|
|
Bartc wrote:
<parag_paul@xxxxxxxxxxx> wrote in message
news:f5b46a43-52b2-45e2-8bfe-979c20e33dc7@xxxxxxxxxxxxxxxxxxxxxxxxxxxxxxx
File1.c
int arr[80];
File2.c
extern int *arr;
int main()
{
arr[1] = 100;
return 0;
}
The declarations for the arr variable don't match.
Try extern int arr[80] in File2.c.
(I know arrays and pointers are /supposed/ to be interchangeable. But there
is a subtle difference between: int a[80] and int *a)
Arrays and pointers aren't supposed to be interchangable. They don't
represent the same concept.
An array of 5 ints is a collection of 5 ints in contiguous memory.
A pointer-to-int is an value which represents the location of an int in
memory.
The confusion arises because array accesses are defined in terms of
pointers.

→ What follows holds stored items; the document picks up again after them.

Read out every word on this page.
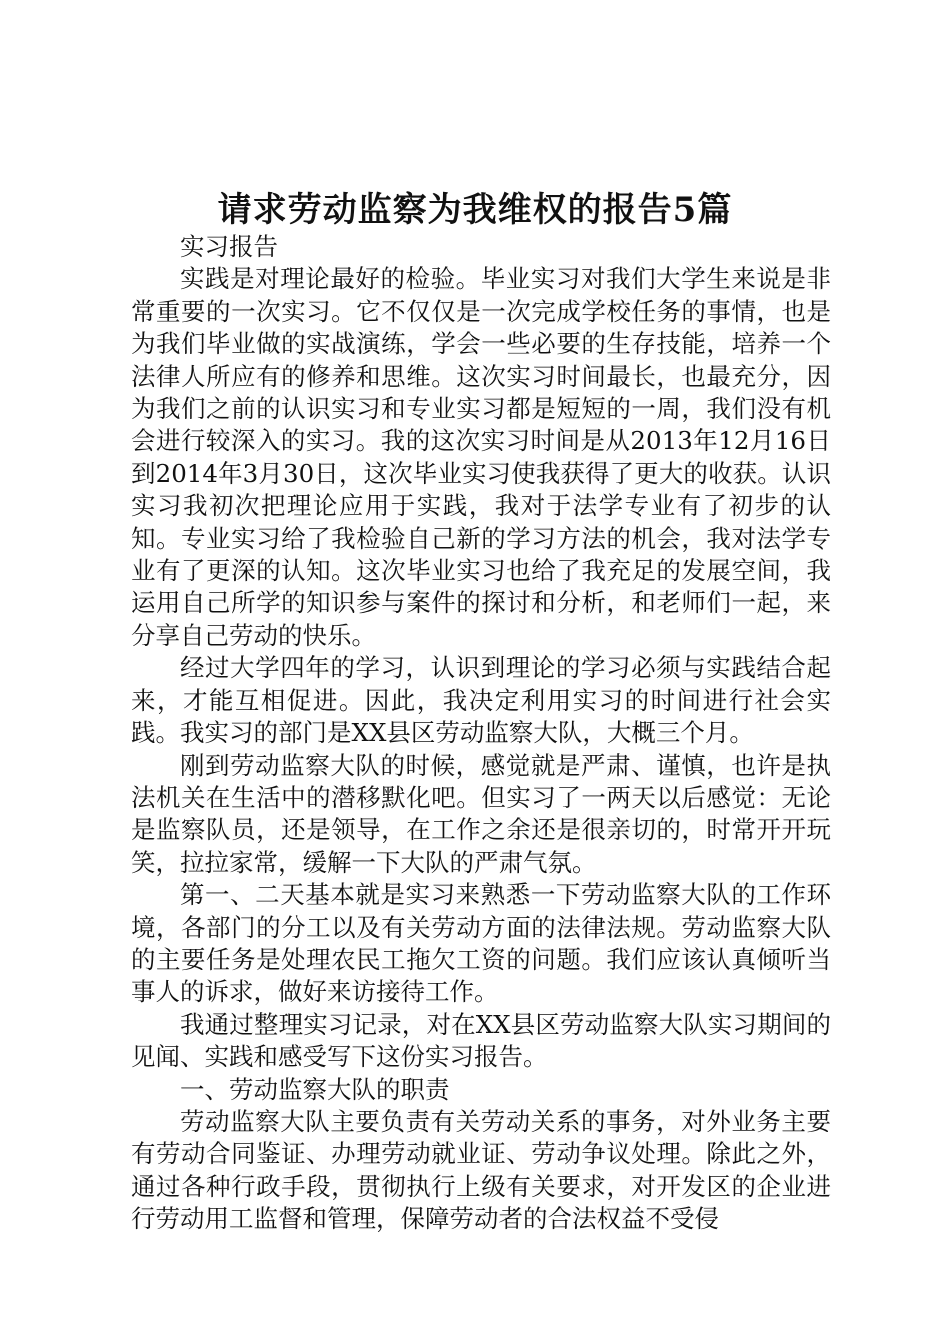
请求劳动监察为我维权的报告5篇

实习报告

实践是对理论最好的检验。毕业实习对我们大学生来说是非常重要的一次实习。它不仅仅是一次完成学校任务的事情，也是为我们毕业做的实战演练，学会一些必要的生存技能，培养一个法律人所应有的修养和思维。这次实习时间最长，也最充分，因为我们之前的认识实习和专业实习都是短短的一周，我们没有机会进行较深入的实习。我的这次实习时间是从2013年12月16日到2014年3月30日，这次毕业实习使我获得了更大的收获。认识实习我初次把理论应用于实践，我对于法学专业有了初步的认知。专业实习给了我检验自己新的学习方法的机会，我对法学专业有了更深的认知。这次毕业实习也给了我充足的发展空间，我运用自己所学的知识参与案件的探讨和分析，和老师们一起，来分享自己劳动的快乐。

经过大学四年的学习，认识到理论的学习必须与实践结合起来，才能互相促进。因此，我决定利用实习的时间进行社会实践。我实习的部门是XX县区劳动监察大队，大概三个月。

刚到劳动监察大队的时候，感觉就是严肃、谨慎，也许是执法机关在生活中的潜移默化吧。但实习了一两天以后感觉：无论是监察队员，还是领导，在工作之余还是很亲切的，时常开开玩笑，拉拉家常，缓解一下大队的严肃气氛。

第一、二天基本就是实习来熟悉一下劳动监察大队的工作环境，各部门的分工以及有关劳动方面的法律法规。劳动监察大队的主要任务是处理农民工拖欠工资的问题。我们应该认真倾听当事人的诉求，做好来访接待工作。

我通过整理实习记录，对在XX县区劳动监察大队实习期间的见闻、实践和感受写下这份实习报告。

一、劳动监察大队的职责

劳动监察大队主要负责有关劳动关系的事务，对外业务主要有劳动合同鉴证、办理劳动就业证、劳动争议处理。除此之外，通过各种行政手段，贯彻执行上级有关要求，对开发区的企业进行劳动用工监督和管理，保障劳动者的合法权益不受侵
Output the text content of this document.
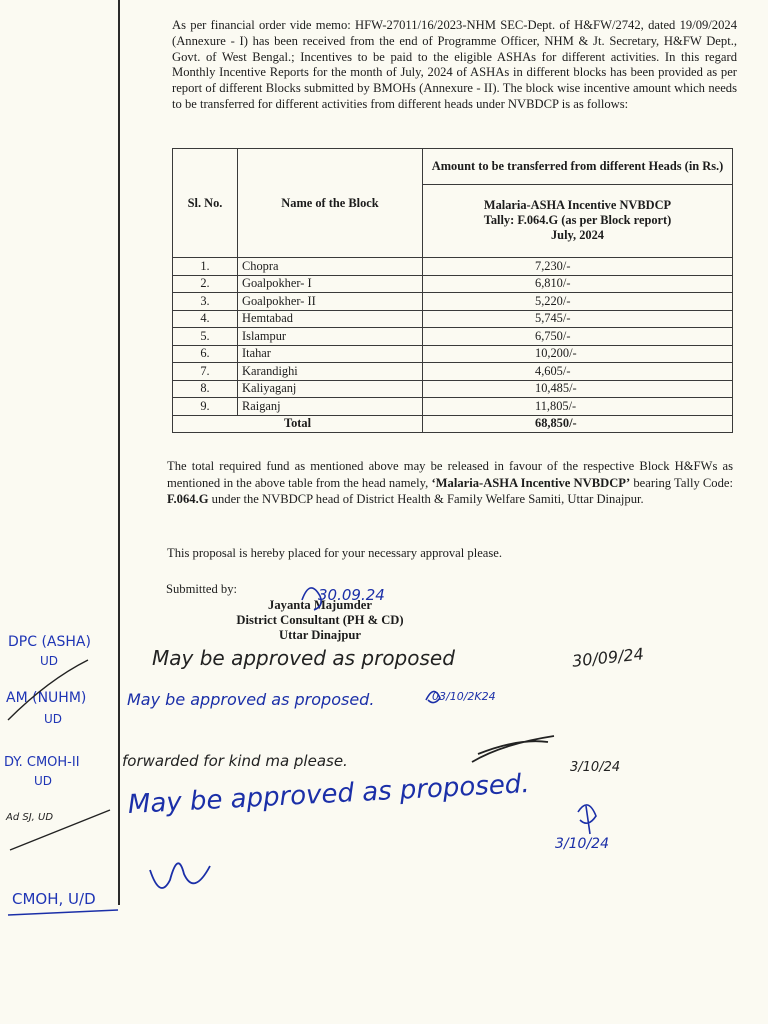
As per financial order vide memo: HFW-27011/16/2023-NHM SEC-Dept. of H&FW/2742, dated 19/09/2024 (Annexure - I) has been received from the end of Programme Officer, NHM & Jt. Secretary, H&FW Dept., Govt. of West Bengal.; Incentives to be paid to the eligible ASHAs for different activities. In this regard Monthly Incentive Reports for the month of July, 2024 of ASHAs in different blocks has been provided as per report of different Blocks submitted by BMOHs (Annexure - II). The block wise incentive amount which needs to be transferred for different activities from different heads under NVBDCP is as follows:
Sl. No.	Name of the Block	Amount to be transferred from different Heads (in Rs.)

		Malaria-ASHA Incentive NVBDCP
Tally: F.064.G (as per Block report)
July, 2024

1.	Chopra	7,230/-
2.	Goalpokher- I	6,810/-
3.	Goalpokher- II	5,220/-
4.	Hemtabad	5,745/-
5.	Islampur	6,750/-
6.	Itahar	10,200/-
7.	Karandighi	4,605/-
8.	Kaliyaganj	10,485/-
9.	Raiganj	11,805/-
Total		68,850/-
The total required fund as mentioned above may be released in favour of the respective Block H&FWs as mentioned in the above table from the head namely, ‘Malaria-ASHA Incentive NVBDCP’ bearing Tally Code: F.064.G under the NVBDCP head of District Health & Family Welfare Samiti, Uttar Dinajpur.
This proposal is hereby placed for your necessary approval please.
Submitted by:	30.09.24
Jayanta Majumder
District Consultant (PH & CD)
Uttar Dinajpur
DPC (ASHA)
UD
AM (NUHM)
UD
DY. CMOH-II
UD
Ad SJ, UD
CMOH, U/D
May be approved as proposed	30/09/24
May be approved as proposed.	03/10/2K24
forwarded for kind ma please.	3/10/24
May be approved as proposed.
3/10/24
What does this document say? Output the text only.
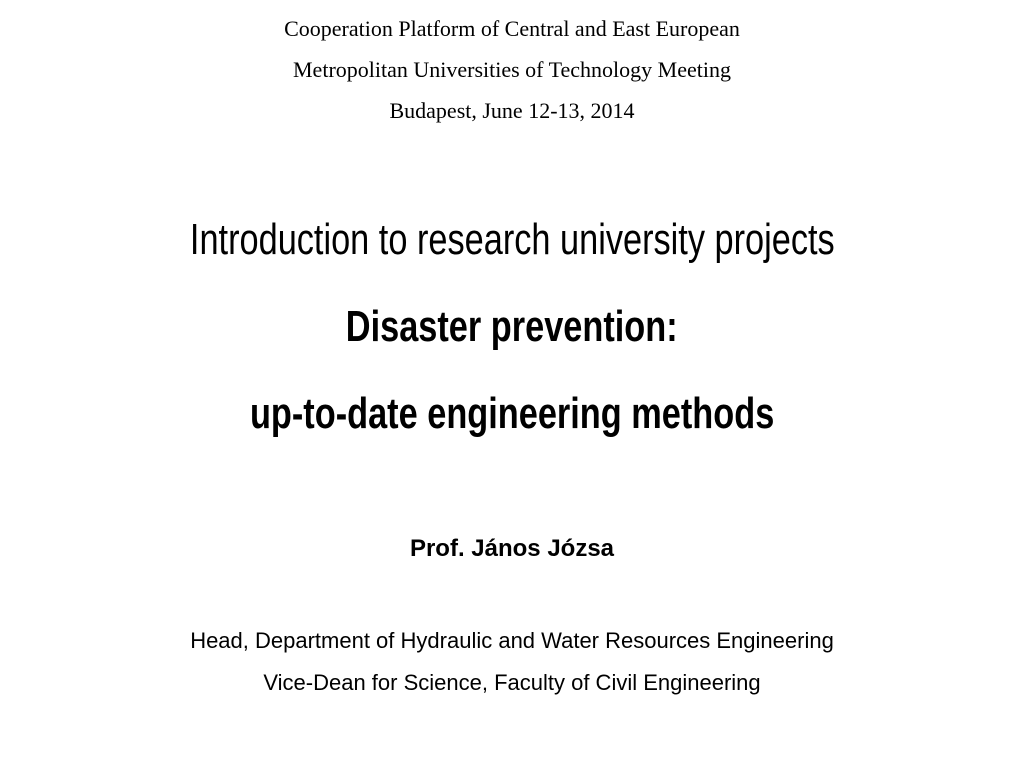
Cooperation Platform of Central and East European
Metropolitan Universities of Technology Meeting
Budapest, June 12-13, 2014
Introduction to research university projects
Disaster prevention:
up-to-date engineering methods
Prof. János Józsa
Head, Department of Hydraulic and Water Resources Engineering
Vice-Dean for Science, Faculty of Civil Engineering
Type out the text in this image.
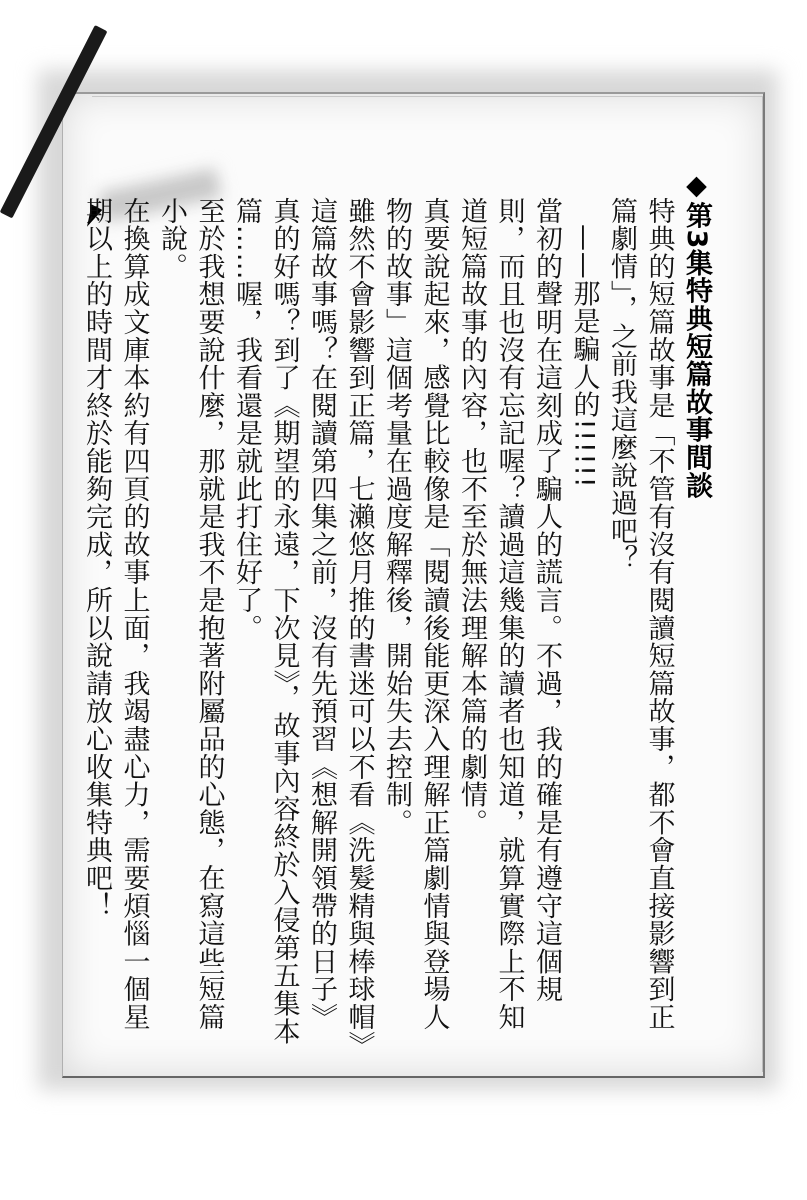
◆第3集特典短篇故事間談

特典的短篇故事是「不管有沒有閱讀短篇故事，都不會直接影響到正篇劇情」，之前我這麼說過吧？

——那是騙人的!!!!!!

當初的聲明在這刻成了騙人的謊言。不過，我的確是有遵守這個規則，而且也沒有忘記喔？讀過這幾集的讀者也知道，就算實際上不知道短篇故事的內容，也不至於無法理解本篇的劇情。

真要說起來，感覺比較像是「閱讀後能更深入理解正篇劇情與登場人物的故事」這個考量在過度解釋後，開始失去控制。

雖然不會影響到正篇，七瀨悠月推的書迷可以不看《洗髮精與棒球帽》這篇故事嗎？在閱讀第四集之前，沒有先預習《想解開領帶的日子》真的好嗎？到了《期望的永遠，下次見》，故事內容終於入侵第五集本篇……喔，我看還是就此打住好了。

至於我想要說什麼，那就是我不是抱著附屬品的心態，在寫這些短篇小說。

在換算成文庫本約有四頁的故事上面，我竭盡心力，需要煩惱一個星期以上的時間才終於能夠完成，所以說請放心收集特典吧！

This means that in an expression like 'arr[2]', the identifier
'arr' which refers to an array "decays" to a pointer-to-first-member;
then the subscript operator [] is syntactic sugar for '*(arr + 2)', a
pointer arithmetic and dereference operation.
Naturally, in an expression like 'ptr[2]', the rules are the same,
except that 'ptr' is already a pointer value and doesn't need to
"decay". If 'ptr' points to an element at least 3 before the end of an
array, then this is a valid expression.
The FAQ has a very good description of the difference between arrays and
poitners in question 6.2.
Philip
|
|